The report indicates that the aging baby boomer population is a key factor in the extended homeowner tenure, with nearly 40% having lived in their current homes for over 20 years, and another 16% for 10-19 years. In contrast, less than 7% of millennials have stayed in their homes for more than a decade, reflecting their younger age and greater job mobility.
Gen Xers also show a propensity for longer stays in their homes, with 35% surpassing the 10-year mark. The data further reveals that the oldest members of Gen Z, who were 26 in 2023, typically have owned their homes for less than five years.
Financial incentives are a significant reason for older Americans to remain in their homes.

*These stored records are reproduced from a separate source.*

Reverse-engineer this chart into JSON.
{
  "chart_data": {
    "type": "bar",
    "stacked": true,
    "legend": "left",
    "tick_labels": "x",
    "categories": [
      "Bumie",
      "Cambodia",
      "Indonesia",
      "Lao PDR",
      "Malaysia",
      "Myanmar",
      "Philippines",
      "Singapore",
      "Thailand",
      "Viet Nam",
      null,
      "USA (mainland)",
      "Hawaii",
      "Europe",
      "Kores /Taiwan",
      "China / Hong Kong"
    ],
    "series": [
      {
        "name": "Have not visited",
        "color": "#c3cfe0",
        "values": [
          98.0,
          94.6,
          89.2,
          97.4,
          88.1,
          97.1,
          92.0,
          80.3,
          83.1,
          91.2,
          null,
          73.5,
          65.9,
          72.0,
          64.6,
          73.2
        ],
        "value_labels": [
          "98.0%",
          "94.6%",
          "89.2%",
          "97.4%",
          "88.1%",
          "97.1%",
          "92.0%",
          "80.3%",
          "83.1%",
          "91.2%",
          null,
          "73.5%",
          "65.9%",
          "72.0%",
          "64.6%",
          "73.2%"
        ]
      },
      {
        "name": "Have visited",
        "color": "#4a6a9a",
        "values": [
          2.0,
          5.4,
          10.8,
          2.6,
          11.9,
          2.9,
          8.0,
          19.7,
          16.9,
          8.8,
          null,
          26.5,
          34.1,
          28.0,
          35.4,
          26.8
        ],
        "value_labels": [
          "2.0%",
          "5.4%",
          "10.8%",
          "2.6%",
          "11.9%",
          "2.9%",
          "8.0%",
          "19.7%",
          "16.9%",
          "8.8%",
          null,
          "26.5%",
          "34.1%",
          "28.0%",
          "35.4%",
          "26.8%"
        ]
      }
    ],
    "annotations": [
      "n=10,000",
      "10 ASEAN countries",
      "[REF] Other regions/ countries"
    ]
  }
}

More than half of the baby boomers who are homeowners have no outstanding mortgage, leading to a median monthly cost of ownership that is just over $600. Additionally, tax policies in some states, such as property tax deferrals for seniors in Texas and California's Proposition 13, which limits property tax increases, encourage longer homeowner tenure.
Another contributing factor to the increase in tenure since the early 2000s is the preference of many older Americans to age in place, supported by advancements in medical and home technology, as well as the financial benefits of staying put given the current higher mortgage rates.
The report also notes that the current lack of housing inventory and high costs are both a result of and a contributor to longer homeowner tenure. This dynamic poses challenges for young, first-time buyers, particularly as baby boomers own a disproportionate number of larger homes suitable for families.
Following the pandemic-induced moving frenzy, which saw a spike in home sales due to remote work and low mortgage rates, homeowner tenure has seen a modest decline. Redfin anticipates that tenure rates will either remain steady or increase slightly as homeowners are locked into low mortgage rates, and while home sales may rise this year, a significant surge is not expected.
This analysis is based on a press release statement from Redfin.